What compliance leaders should take from this
Operation Nightingale is a federal enforcement action. The compliance question it raises is local. An organization's verification process either confirms credentials at the source or confirms receipt of a document. The distinction determines whether a credentialing file is evidence of verification or evidence of collection. Regulators, insurers, and plaintiff attorneys understand the difference.
Credentially was built for healthcare credentialing and compliance, and has been in continuous development since 2017. The platform's PSV workflow was designed around clinical credential types, including the specific verification steps that would have caught the fraudulent diplomas in this case. Primary source verification and continuous monitoring run as automated workflows within a single system, producing the audit-ready documentation that compliance teams need when surveyors or investigators ask how a provider was credentialed.
Seven thousand six hundred diplomas were fraudulent. The credentialing process at the point of hire was the control that should have prevented placement. Organizations reviewing their PSV process can request a walkthrough of how automated verification runs against the specific credential types involved in Operation Nightingale. Book a demo.
What is Operation Nightingale?
Operation Nightingale is a Department of Justice enforcement action targeting the sale of fraudulent nursing diplomas from Florida-based nursing schools. Phase I secured 30 criminal convictions in 2023. Phase II charged 12 additional defendants in September 2025. The scheme involved an estimated 7,600 fake diplomas, confirmed by HHS Office of Inspector General enforcement records.
What is primary source verification in healthcare credentialing?
Primary source verification means confirming a provider's credentials directly with the institution that issued them.

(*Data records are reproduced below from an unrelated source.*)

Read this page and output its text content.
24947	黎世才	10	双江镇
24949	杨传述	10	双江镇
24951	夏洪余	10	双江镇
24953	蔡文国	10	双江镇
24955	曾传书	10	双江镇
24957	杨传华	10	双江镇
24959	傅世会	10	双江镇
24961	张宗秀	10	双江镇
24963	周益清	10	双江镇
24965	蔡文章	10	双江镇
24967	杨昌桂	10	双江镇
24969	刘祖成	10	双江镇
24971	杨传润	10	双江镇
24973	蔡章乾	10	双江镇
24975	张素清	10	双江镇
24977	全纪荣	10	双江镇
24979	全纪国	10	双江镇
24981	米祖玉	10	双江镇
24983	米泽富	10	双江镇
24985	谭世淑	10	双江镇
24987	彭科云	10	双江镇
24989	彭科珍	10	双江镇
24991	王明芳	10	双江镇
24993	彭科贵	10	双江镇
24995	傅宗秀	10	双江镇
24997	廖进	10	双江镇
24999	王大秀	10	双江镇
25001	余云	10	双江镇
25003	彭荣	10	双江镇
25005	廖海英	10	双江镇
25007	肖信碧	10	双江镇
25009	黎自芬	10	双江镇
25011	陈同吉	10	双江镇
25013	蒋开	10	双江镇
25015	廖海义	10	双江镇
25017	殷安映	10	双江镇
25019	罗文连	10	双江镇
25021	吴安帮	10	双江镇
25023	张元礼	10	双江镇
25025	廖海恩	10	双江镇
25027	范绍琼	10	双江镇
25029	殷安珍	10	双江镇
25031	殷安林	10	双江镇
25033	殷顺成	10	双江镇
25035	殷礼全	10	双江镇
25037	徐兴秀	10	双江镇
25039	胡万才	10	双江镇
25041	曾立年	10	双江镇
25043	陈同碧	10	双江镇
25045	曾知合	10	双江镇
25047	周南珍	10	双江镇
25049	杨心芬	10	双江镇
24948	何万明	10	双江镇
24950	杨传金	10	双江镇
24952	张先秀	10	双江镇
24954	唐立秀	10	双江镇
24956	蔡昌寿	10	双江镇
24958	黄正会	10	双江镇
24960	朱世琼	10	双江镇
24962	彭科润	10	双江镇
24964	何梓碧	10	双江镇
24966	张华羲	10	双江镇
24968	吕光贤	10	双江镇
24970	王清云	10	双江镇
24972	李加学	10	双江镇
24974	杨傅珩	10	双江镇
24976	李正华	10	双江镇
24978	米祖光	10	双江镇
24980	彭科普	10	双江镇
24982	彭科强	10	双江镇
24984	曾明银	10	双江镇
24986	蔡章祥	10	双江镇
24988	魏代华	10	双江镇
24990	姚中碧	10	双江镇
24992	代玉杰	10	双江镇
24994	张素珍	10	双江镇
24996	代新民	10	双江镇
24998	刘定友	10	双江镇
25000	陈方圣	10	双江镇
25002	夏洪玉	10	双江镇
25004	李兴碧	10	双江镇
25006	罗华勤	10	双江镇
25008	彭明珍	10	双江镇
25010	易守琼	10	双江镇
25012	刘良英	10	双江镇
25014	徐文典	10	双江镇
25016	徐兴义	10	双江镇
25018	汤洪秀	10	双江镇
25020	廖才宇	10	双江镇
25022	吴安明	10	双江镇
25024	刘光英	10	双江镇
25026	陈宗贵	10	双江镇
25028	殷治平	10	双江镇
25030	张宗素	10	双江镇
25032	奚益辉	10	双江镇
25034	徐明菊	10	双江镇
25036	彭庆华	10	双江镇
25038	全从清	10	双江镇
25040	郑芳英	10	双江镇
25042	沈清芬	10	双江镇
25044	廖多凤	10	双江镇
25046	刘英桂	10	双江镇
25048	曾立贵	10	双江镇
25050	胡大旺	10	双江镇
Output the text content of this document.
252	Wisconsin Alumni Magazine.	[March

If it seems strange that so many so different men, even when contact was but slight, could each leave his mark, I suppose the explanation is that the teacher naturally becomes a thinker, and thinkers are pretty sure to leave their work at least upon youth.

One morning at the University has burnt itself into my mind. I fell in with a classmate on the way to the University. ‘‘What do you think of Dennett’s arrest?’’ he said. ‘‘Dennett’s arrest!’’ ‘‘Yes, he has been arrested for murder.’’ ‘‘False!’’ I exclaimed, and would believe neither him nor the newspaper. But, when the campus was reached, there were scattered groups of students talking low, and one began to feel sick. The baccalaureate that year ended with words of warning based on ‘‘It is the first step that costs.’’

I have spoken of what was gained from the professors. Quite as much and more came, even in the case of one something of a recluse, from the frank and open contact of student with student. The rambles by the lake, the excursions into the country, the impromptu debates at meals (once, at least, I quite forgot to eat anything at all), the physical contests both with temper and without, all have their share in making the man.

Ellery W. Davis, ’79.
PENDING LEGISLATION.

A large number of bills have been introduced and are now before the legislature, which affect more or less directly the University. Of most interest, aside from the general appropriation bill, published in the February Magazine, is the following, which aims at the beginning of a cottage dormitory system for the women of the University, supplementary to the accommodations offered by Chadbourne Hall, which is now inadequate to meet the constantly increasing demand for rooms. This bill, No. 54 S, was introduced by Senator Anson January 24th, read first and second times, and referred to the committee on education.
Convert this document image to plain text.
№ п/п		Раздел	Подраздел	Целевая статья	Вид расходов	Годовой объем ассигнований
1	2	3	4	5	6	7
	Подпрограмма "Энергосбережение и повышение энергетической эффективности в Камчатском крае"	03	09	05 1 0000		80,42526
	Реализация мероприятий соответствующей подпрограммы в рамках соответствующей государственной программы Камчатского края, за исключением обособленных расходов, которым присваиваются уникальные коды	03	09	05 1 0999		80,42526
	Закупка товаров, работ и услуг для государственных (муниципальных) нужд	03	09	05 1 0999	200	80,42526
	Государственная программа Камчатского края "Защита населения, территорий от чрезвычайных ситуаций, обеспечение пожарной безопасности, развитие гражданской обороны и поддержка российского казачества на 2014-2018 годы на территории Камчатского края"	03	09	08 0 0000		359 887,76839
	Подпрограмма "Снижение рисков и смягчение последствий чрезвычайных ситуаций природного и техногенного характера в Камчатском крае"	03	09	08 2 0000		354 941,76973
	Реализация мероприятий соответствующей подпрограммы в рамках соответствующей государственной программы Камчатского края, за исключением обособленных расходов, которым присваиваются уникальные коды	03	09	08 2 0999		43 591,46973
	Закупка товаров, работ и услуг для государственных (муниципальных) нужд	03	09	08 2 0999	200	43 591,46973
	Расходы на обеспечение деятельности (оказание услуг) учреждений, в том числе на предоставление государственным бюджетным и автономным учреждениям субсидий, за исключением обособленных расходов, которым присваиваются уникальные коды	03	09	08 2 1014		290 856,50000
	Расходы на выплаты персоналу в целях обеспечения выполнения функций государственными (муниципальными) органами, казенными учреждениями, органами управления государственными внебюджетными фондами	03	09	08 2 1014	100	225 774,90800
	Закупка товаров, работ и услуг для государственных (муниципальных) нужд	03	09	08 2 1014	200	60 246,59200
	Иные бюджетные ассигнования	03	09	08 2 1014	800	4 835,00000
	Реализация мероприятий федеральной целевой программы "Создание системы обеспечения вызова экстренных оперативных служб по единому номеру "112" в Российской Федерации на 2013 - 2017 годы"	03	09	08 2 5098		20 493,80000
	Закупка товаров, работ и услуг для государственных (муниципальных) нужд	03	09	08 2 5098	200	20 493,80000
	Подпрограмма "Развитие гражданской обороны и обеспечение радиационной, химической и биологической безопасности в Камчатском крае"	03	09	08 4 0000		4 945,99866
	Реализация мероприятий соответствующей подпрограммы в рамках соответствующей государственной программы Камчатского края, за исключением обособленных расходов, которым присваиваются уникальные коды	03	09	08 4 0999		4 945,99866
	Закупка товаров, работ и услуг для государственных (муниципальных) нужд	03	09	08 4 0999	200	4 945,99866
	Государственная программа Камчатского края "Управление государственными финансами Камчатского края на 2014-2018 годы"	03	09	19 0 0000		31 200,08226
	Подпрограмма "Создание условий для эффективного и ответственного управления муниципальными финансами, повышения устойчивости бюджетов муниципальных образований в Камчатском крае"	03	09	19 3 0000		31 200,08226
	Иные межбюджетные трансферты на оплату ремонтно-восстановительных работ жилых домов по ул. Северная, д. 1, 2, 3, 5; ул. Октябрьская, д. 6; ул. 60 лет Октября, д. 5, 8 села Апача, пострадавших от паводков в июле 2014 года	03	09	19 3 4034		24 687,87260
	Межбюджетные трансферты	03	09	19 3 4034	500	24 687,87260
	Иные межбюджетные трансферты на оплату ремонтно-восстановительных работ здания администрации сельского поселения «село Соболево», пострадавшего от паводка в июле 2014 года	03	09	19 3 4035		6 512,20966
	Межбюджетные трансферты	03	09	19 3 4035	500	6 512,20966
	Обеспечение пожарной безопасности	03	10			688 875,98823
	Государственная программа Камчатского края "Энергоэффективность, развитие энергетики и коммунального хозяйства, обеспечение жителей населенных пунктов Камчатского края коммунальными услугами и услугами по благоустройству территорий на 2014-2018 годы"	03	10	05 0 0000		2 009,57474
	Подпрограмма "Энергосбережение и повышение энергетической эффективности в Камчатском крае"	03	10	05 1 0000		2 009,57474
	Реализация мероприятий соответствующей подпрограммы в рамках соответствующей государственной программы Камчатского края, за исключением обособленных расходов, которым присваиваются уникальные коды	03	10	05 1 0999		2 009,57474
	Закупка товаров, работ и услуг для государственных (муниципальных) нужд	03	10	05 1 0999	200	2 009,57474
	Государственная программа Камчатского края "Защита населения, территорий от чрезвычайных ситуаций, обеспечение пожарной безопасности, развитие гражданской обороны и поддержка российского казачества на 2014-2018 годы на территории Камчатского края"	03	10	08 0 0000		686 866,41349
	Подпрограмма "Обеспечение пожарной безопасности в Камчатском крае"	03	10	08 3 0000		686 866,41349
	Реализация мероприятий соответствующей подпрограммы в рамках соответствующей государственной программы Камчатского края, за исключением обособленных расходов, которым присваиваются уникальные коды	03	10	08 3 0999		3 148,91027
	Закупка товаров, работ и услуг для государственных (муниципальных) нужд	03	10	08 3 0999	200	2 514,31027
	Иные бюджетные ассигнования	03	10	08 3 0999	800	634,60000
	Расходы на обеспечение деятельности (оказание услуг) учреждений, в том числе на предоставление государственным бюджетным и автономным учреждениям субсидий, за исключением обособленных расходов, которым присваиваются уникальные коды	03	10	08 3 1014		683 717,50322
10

For a nursing diploma, this means contacting the school to verify enrollment, clinical hours, and degree conferral, rather than accepting a candidate-supplied copy of the document.
Why did Operation Nightingale nurses pass credentialing checks?
Many hiring organizations verified the state nursing license without verifying the underlying education. Because the NCLEX exam and the state license were both legitimate, license-only verification did not catch the fraudulent diploma that enabled the license application.
How does automated primary source verification prevent credential fraud?
Automated PSV platforms contact the issuing institution directly, track the response, flag discrepancies, and maintain a documented audit trail. The credential does not clear until the source confirms it, removing the reliance on candidate-supplied documents that manual processes often default to under time pressure.